La réduction demandée sur le chiffre total de ce budget ne montait qu'à 10,000 francs: cette somme devait former le traitement du successeur que le ministre se proposait de donner à M. Cuvier dans le conseil royal de l'instruction publique. La Chambre prononça la réduction à une majorité peu considérable et adopta le budget ainsi réduit à 3,575,983 francs.

La discussion du budget du ministère de la justice ne fut guère moins rapide. Élevé à 18,618,870 francs, il présentait une augmentation de 267,505 francs sur le budget de 1833. La presque totalité de cette augmentation était destinée à porter le traitement des cours royales de cinquième classe au même taux que celui des cours royales de quatrième classe et le traitement des premiers présidens et des procureurs-généraux au taux proposé par les commissions de finances de 1832 et de 1833, taux supérieur au chiffre qu'avait alloué la Chambre. Des motifs de convenance et d'équité avaient décidé la commission, quoiqu'à une faible majorité, comme le déclarait M. Dumon dans son rapport (2 mai), à ratifier ces demandes. Elle n'avait d'ailleurs trouvé que de minimes réductions à proposer sur ce budget, absolument conforme à celui de 1833. Elle renouvelait seulement le vœu déjà exprimé par plusieurs commissions, qu'une réforme s'opérât dans l'organisation des des cours royales.

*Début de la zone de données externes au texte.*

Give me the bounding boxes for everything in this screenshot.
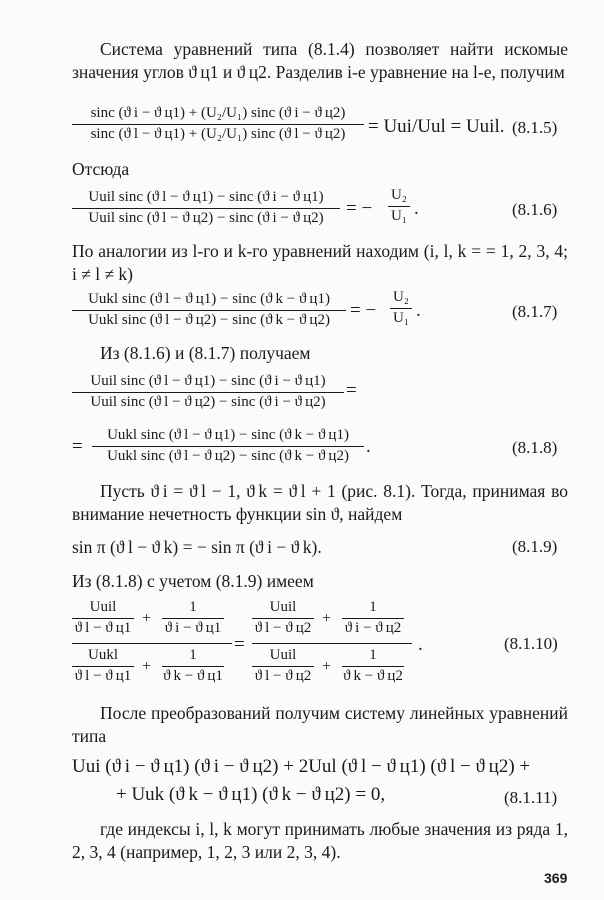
equation-8-1-6-fraction xyxy=(72,190,340,226)
fraction-bar xyxy=(72,618,134,619)
fraction-bar xyxy=(162,618,224,619)
equation-8-1-6-ratio xyxy=(388,188,410,224)
frac-numerator: 1 xyxy=(369,599,377,615)
eq-8-1-10-h xyxy=(342,648,404,684)
frac-denominator: ϑ k − ϑ ц2 xyxy=(343,668,403,685)
eq-8-1-10-a xyxy=(72,600,134,636)
eq-8-1-10-b xyxy=(162,600,224,636)
equation-8-1-7-period: . xyxy=(416,300,421,321)
equation-number-8-1-7: (8.1.7) xyxy=(512,302,558,321)
frac-numerator: 1 xyxy=(189,647,197,663)
fraction-bar xyxy=(72,666,134,667)
equation-8-1-5-numerator: sinc (ϑ i − ϑ ц1) + (U₂/U₁) sinc (ϑ i − ϑ ц2) xyxy=(90,105,346,121)
equation-8-1-6-numerator: Uuil sinc (ϑ l − ϑ ц1) − sinc (ϑ i − ϑ ц1) xyxy=(88,189,324,205)
fraction-bar xyxy=(252,666,314,667)
frac-numerator: Uuil xyxy=(269,647,297,663)
equation-8-1-9: sin π (ϑ l − ϑ k) = − sin π (ϑ i − ϑ k). xyxy=(72,537,322,557)
equation-8-1-8-denominator-2: Uukl sinc (ϑ l − ϑ ц2) − sinc (ϑ k − ϑ ц2) xyxy=(107,448,349,465)
equation-8-1-6-period: . xyxy=(414,198,419,219)
period: . xyxy=(418,634,423,655)
paragraph-after-transform: После преобразований получим систему линейных уравнений типа xyxy=(72,703,568,746)
plus-sign: + xyxy=(322,610,332,627)
equation-number-8-1-11: (8.1.11) xyxy=(504,788,558,807)
paragraph-let: Пусть ϑ i = ϑ l − 1, ϑ k = ϑ l + 1 (рис. 8.1). Тогда, принимая во внимание нечетность функции sin ϑ, найдем xyxy=(72,481,568,524)
equation-8-1-8-fraction-1 xyxy=(72,374,344,410)
equation-8-1-6-denominator: Uuil sinc (ϑ l − ϑ ц2) − sinc (ϑ i − ϑ ц2) xyxy=(88,210,324,227)
ratio-denominator: U₁ xyxy=(390,208,408,225)
eq-8-1-10-e xyxy=(252,600,314,636)
equation-8-1-7-numerator: Uukl sinc (ϑ l − ϑ ц1) − sinc (ϑ k − ϑ ц1) xyxy=(88,291,330,307)
frac-denominator: ϑ l − ϑ ц2 xyxy=(254,620,312,637)
frac-numerator: 1 xyxy=(189,599,197,615)
equation-number-8-1-5: (8.1.5) xyxy=(512,118,558,137)
equation-8-1-8-equals-2: = xyxy=(72,436,83,457)
equation-8-1-5-rhs: = Uui/Uul = Uuil. xyxy=(368,116,505,137)
paragraph-intro: Система уравнений типа (8.1.4) позволяет найти искомые значения углов ϑ ц1 и ϑ ц2. Разделив i-е уравнение на l-е, получим xyxy=(72,39,568,82)
frac-numerator: 1 xyxy=(369,647,377,663)
frac-denominator: ϑ l − ϑ ц1 xyxy=(74,620,132,637)
paragraph-from-8-9: Из (8.1.8) с учетом (8.1.9) имеем xyxy=(72,571,314,591)
paragraph-otsyuda: Отсюда xyxy=(72,159,130,179)
eq-8-1-10-d xyxy=(162,648,224,684)
equation-8-1-5-denominator: sinc (ϑ l − ϑ ц1) + (U₂/U₁) sinc (ϑ l − ϑ ц2) xyxy=(90,126,346,143)
paragraph-indices: где индексы i, l, k могут принимать любые значения из ряда 1, 2, 3, 4 (например, 1, 2, 3 или 2, 3, 4). xyxy=(72,819,568,862)
equation-8-1-10 xyxy=(72,600,432,692)
ratio-numerator: U₂ xyxy=(392,289,410,305)
eq-8-1-10-f xyxy=(342,600,404,636)
equation-8-1-7-denominator: Uukl sinc (ϑ l − ϑ ц2) − sinc (ϑ k − ϑ ц2) xyxy=(88,312,330,329)
plus-sign: + xyxy=(142,610,152,627)
paragraph-from-6-7: Из (8.1.6) и (8.1.7) получаем xyxy=(100,343,311,363)
frac-denominator: ϑ i − ϑ ц2 xyxy=(344,620,402,637)
fraction-bar xyxy=(342,618,404,619)
equation-8-1-11-line-2: + Uuk (ϑ k − ϑ ц1) (ϑ k − ϑ ц2) = 0, xyxy=(116,784,386,805)
equation-number-8-1-8: (8.1.8) xyxy=(512,438,558,457)
frac-numerator: Uuil xyxy=(269,599,297,615)
equals-sign: = xyxy=(234,634,245,655)
fraction-bar xyxy=(72,392,344,393)
fraction-bar xyxy=(388,206,410,207)
fraction-bar xyxy=(72,208,340,209)
paragraph-analogy: По аналогии из l-го и k-го уравнений находим (i, l, k = = 1, 2, 3, 4; i ≠ l ≠ k) xyxy=(72,241,568,284)
equation-8-1-7-minus: = − xyxy=(350,300,377,321)
fraction-bar xyxy=(342,666,404,667)
equation-8-1-8-period: . xyxy=(366,436,371,457)
main-fraction-bar-right xyxy=(252,643,412,644)
frac-numerator: Uukl xyxy=(88,647,118,663)
fraction-bar xyxy=(390,308,412,309)
frac-numerator: Uuil xyxy=(89,599,117,615)
frac-denominator: ϑ k − ϑ ц1 xyxy=(163,668,223,685)
equation-8-1-8-denominator-1: Uuil sinc (ϑ l − ϑ ц2) − sinc (ϑ i − ϑ ц2) xyxy=(90,394,326,411)
fraction-bar xyxy=(72,310,346,311)
fraction-bar xyxy=(92,446,364,447)
main-fraction-bar-left xyxy=(72,643,232,644)
eq-8-1-10-g xyxy=(252,648,314,684)
equation-8-1-8-equals-1: = xyxy=(346,380,357,401)
equation-number-8-1-9: (8.1.9) xyxy=(512,537,558,556)
page-number: 369 xyxy=(544,870,568,886)
equation-8-1-8-numerator-2: Uukl sinc (ϑ l − ϑ ц1) − sinc (ϑ k − ϑ ц1) xyxy=(107,427,349,443)
frac-denominator: ϑ l − ϑ ц1 xyxy=(74,668,132,685)
frac-denominator: ϑ l − ϑ ц2 xyxy=(254,668,312,685)
ratio-numerator: U₂ xyxy=(390,187,408,203)
plus-sign: + xyxy=(322,658,332,675)
fraction-bar xyxy=(162,666,224,667)
equation-8-1-11-line-1: Uui (ϑ i − ϑ ц1) (ϑ i − ϑ ц2) + 2Uul (ϑ l − ϑ ц1) (ϑ l − ϑ ц2) + xyxy=(72,756,531,777)
fraction-bar xyxy=(252,618,314,619)
equation-8-1-6-minus: = − xyxy=(346,198,373,219)
equation-8-1-5-fraction xyxy=(72,106,364,142)
equation-number-8-1-10: (8.1.10) xyxy=(504,634,558,653)
ratio-denominator: U₁ xyxy=(392,310,410,327)
frac-denominator: ϑ i − ϑ ц1 xyxy=(164,620,222,637)
equation-number-8-1-6: (8.1.6) xyxy=(512,200,558,219)
plus-sign: + xyxy=(142,658,152,675)
equation-8-1-8-numerator-1: Uuil sinc (ϑ l − ϑ ц1) − sinc (ϑ i − ϑ ц1) xyxy=(90,373,326,389)
equation-8-1-8-fraction-2 xyxy=(92,428,364,464)
eq-8-1-10-c xyxy=(72,648,134,684)
equation-8-1-7-ratio xyxy=(390,290,412,326)
equation-8-1-7-fraction xyxy=(72,292,346,328)
fraction-bar xyxy=(72,124,364,125)
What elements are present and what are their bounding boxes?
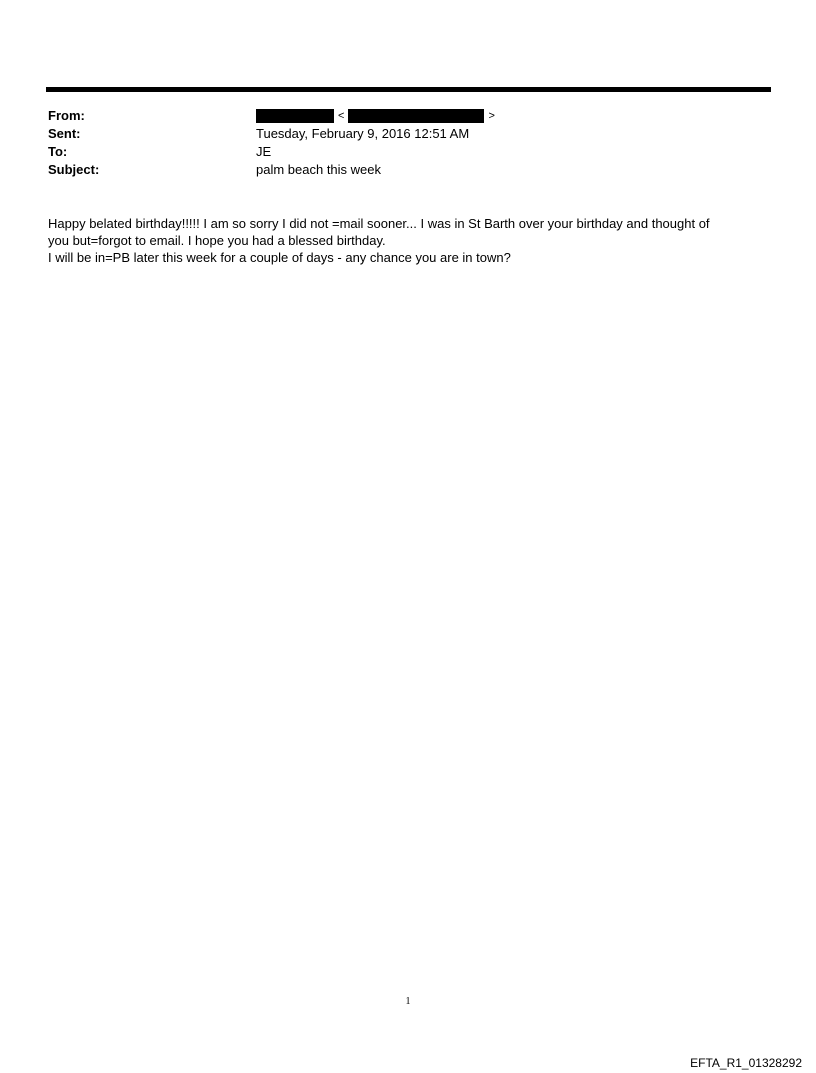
header-divider bbox=[46, 87, 771, 92]
to-value: JE bbox=[256, 144, 272, 159]
email-header bbox=[48, 107, 748, 179]
body-line-1: Happy belated birthday!!!!! I am so sorry I did not =mail sooner... I was in St Barth over your birthday and thought of bbox=[48, 216, 710, 231]
from-row bbox=[48, 107, 748, 125]
from-label: From: bbox=[48, 108, 85, 123]
page-number: 1 bbox=[405, 996, 411, 1007]
sent-row bbox=[48, 125, 748, 143]
document-id: EFTA_R1_01328292 bbox=[690, 1056, 802, 1070]
from-open-bracket: < bbox=[338, 110, 345, 122]
redacted-sender-email bbox=[348, 109, 484, 123]
redacted-sender-name bbox=[256, 109, 334, 123]
subject-row bbox=[48, 161, 748, 179]
subject-label: Subject: bbox=[48, 162, 100, 177]
from-value bbox=[256, 107, 748, 125]
sent-label: Sent: bbox=[48, 126, 81, 141]
sent-value: Tuesday, February 9, 2016 12:51 AM bbox=[256, 126, 470, 141]
body-line-2: you but=forgot to email. I hope you had a blessed birthday. bbox=[48, 233, 386, 248]
to-row bbox=[48, 143, 748, 161]
email-body bbox=[48, 215, 768, 266]
from-close-bracket: > bbox=[488, 110, 495, 122]
to-label: To: bbox=[48, 144, 68, 159]
subject-value: palm beach this week bbox=[256, 162, 382, 177]
body-line-3: I will be in=PB later this week for a couple of days - any chance you are in town? bbox=[48, 250, 511, 265]
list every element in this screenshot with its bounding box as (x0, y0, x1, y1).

30 mai. La Chambre arriva tout de suite à la délibération des articles. Une longue contestation s'engagea relativement aux augmentations réclamées en faveur des cours royales de cinquième classe, ainsi que des premiers présidens et des procureurs-généraux. M. Havin les combattit avec force. Il invoqua les deux votes déjà rendus par la Chambre, en s'étonnant que le ministère revînt encore à la charge.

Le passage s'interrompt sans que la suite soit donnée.